Changing stroke rehab and research worldwide now.Time is Brain! trillions and trillions of neurons that DIE each day because there are NO effective hyperacute therapies besides tPA(only 12% effective). I have 523 posts on hyperacute therapy, enough for researchers to spend decades proving them out. These are my personal ideas and blog on stroke rehabilitation and stroke research. Do not attempt any of these without checking with your medical provider. Unless you join me in agitating, when you need these therapies they won't be there.

What this blog is for:

My blog is not to help survivors recover, it is to have the 10 million yearly stroke survivors light fires underneath their doctors, stroke hospitals and stroke researchers to get stroke solved. 100% recovery. The stroke medical world is completely failing at that goal, they don't even have it as a goal. Shortly after getting out of the hospital and getting NO information on the process or protocols of stroke rehabilitation and recovery I started searching on the internet and found that no other survivor received useful information. This is an attempt to cover all stroke rehabilitation information that should be readily available to survivors so they can talk with informed knowledge to their medical staff. It lays out what needs to be done to get stroke survivors closer to 100% recovery. It's quite disgusting that this information is not available from every stroke association and doctors group.

Saturday, May 1, 2021

Repeated Mechanical Endovascular Thrombectomy for Recurrent Large Vessel Occlusion

 Notice their tyranny of low expectations: 'good outcomes' NOT 100% RECOVERY! And only in 30% of the patients.

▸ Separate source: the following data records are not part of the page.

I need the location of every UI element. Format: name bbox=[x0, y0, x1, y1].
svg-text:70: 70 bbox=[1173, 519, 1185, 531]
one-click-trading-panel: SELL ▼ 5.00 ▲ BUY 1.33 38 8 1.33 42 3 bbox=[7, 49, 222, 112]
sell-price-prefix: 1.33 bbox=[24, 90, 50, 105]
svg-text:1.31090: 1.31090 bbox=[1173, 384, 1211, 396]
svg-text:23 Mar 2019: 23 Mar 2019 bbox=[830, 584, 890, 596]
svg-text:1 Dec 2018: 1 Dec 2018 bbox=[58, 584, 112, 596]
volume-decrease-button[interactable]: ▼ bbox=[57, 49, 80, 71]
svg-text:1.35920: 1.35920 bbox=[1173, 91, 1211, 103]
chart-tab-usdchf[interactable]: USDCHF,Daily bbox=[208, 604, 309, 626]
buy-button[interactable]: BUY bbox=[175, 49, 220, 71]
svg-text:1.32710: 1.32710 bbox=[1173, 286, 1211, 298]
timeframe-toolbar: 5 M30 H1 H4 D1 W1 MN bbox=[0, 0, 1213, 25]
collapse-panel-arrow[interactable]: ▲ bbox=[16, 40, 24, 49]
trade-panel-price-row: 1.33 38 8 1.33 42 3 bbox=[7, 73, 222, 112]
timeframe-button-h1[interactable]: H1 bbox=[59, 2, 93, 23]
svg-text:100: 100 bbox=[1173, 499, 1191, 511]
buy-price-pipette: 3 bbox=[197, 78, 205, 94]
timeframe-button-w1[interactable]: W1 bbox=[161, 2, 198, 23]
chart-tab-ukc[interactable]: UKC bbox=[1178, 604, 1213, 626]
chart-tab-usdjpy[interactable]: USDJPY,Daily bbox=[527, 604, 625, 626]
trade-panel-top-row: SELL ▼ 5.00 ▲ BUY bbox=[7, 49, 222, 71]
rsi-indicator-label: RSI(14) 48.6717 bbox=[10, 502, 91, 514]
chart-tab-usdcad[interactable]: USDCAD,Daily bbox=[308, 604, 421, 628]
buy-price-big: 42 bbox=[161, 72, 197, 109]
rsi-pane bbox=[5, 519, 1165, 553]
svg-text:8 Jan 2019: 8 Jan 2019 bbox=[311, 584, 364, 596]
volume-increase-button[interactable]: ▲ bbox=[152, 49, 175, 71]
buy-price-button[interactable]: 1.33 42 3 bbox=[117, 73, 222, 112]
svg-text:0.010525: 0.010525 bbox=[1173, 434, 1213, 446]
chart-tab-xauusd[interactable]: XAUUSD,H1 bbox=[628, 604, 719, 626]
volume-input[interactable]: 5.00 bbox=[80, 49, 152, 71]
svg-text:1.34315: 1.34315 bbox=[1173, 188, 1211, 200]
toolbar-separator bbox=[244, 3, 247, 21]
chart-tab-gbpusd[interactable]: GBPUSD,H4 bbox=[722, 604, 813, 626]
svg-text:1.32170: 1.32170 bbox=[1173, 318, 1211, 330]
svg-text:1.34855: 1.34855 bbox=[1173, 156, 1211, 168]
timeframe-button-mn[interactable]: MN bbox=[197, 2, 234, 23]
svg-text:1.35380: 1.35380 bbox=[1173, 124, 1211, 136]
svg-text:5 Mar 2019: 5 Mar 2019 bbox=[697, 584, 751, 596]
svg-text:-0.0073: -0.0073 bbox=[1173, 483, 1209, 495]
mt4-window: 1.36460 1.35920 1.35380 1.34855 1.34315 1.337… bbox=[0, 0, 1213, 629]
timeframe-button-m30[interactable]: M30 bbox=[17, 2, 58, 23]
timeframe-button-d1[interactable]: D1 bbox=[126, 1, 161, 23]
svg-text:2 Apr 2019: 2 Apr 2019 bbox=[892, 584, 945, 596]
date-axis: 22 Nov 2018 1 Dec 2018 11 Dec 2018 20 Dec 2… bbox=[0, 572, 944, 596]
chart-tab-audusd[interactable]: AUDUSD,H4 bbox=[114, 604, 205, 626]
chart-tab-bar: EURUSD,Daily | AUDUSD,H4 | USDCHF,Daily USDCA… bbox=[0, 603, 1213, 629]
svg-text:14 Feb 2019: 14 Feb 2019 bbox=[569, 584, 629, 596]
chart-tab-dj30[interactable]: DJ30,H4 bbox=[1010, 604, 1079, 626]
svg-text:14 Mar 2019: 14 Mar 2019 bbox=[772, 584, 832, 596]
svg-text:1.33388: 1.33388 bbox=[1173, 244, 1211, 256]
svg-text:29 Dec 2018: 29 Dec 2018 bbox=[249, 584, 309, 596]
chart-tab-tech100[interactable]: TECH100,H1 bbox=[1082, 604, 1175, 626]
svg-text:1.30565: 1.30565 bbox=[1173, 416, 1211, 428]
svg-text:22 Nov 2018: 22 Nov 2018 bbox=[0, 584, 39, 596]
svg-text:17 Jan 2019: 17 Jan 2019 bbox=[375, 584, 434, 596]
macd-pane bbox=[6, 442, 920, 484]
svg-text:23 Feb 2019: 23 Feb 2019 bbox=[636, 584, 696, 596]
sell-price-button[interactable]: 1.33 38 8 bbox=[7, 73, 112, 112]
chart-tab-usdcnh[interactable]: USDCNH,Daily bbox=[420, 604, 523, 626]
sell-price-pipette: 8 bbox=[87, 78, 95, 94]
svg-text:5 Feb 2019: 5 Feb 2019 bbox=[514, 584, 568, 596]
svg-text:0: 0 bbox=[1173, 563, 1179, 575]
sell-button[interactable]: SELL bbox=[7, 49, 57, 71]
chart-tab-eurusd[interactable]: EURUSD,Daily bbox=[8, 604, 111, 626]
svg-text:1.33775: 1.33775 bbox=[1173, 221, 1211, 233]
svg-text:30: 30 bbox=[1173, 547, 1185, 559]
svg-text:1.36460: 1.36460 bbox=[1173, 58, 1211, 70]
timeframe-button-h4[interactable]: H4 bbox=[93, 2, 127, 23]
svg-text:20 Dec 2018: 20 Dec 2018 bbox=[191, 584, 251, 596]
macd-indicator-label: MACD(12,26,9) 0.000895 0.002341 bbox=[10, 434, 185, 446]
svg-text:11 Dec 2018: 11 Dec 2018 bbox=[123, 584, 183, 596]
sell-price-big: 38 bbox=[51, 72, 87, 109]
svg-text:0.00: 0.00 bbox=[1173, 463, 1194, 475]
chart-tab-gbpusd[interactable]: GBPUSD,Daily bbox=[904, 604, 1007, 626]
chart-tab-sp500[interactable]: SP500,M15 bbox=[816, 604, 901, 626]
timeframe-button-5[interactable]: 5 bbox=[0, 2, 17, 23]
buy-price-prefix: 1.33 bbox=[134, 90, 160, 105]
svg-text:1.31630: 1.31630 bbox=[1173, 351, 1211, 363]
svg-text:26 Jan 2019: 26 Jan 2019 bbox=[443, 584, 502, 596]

Repeated Mechanical Endovascular Thrombectomy for Recurrent Large Vessel Occlusion

A Multicenter Experience
Originally publishedhttps://doi.org/10.1161/STROKEAHA.120.033393Stroke. ;0:STROKEAHA.120.033393

Background and Purpose:

Mechanical thrombectomy (MT) is now the standard of care for large vessel occlusion (LVO) stroke. However, little is known about the frequency and outcomes of repeat MT (rMT) for patients with recurrent LVO.

Methods:

This is a retrospective multicenter cohort of patients who underwent rMT at 6 tertiary institutions in the United States between March 2016 and March 2020. Procedural, imaging, and outcome data were evaluated. Outcome at discharge was evaluated using the modified Rankin Scale.

Results:

Of 3059 patients treated with MT during the study period, 56 (1.8%) underwent at least 1 rMT. Fifty-four (96%) patients were analyzed; median age was 64 years. The median time interval between index MT and rMT was 2 days; 35 of 54 patients (65%) experienced recurrent LVO during the index hospitalization. The mechanism of stroke was cardioembolism in 30 patients (56%), intracranial atherosclerosis in 4 patients (7%), extracranial atherosclerosis in 2 patients (4%), and other causes in 18 patients (33%). A final TICI recanalization score of 2b or 3 was achieved in all 54 patients during index MT (100%) and in 51 of 54 patients (94%) during rMT. Thirty-two of 54 patients (59%) experienced recurrent LVO of a previously treated artery, mostly the pretreated left MCA (23 patients, 73%). Fifty of the 54 patients (93%) had a documented discharge modified Rankin Scale after rMT: 15 (30%) had minimal or no disability (modified Rankin Scale score ≤2), 25 (50%) had moderate to severe disability (modified Rankin Scale score 3–5), and 10 (20%) died.

Conclusions:

Almost 2% of patients treated with MT experience recurrent LVO, usually of a previously treated artery during the same hospitalization. Repeat MT seems to be safe and effective for attaining vessel recanalization, and good outcome can be expected in 30% of patients.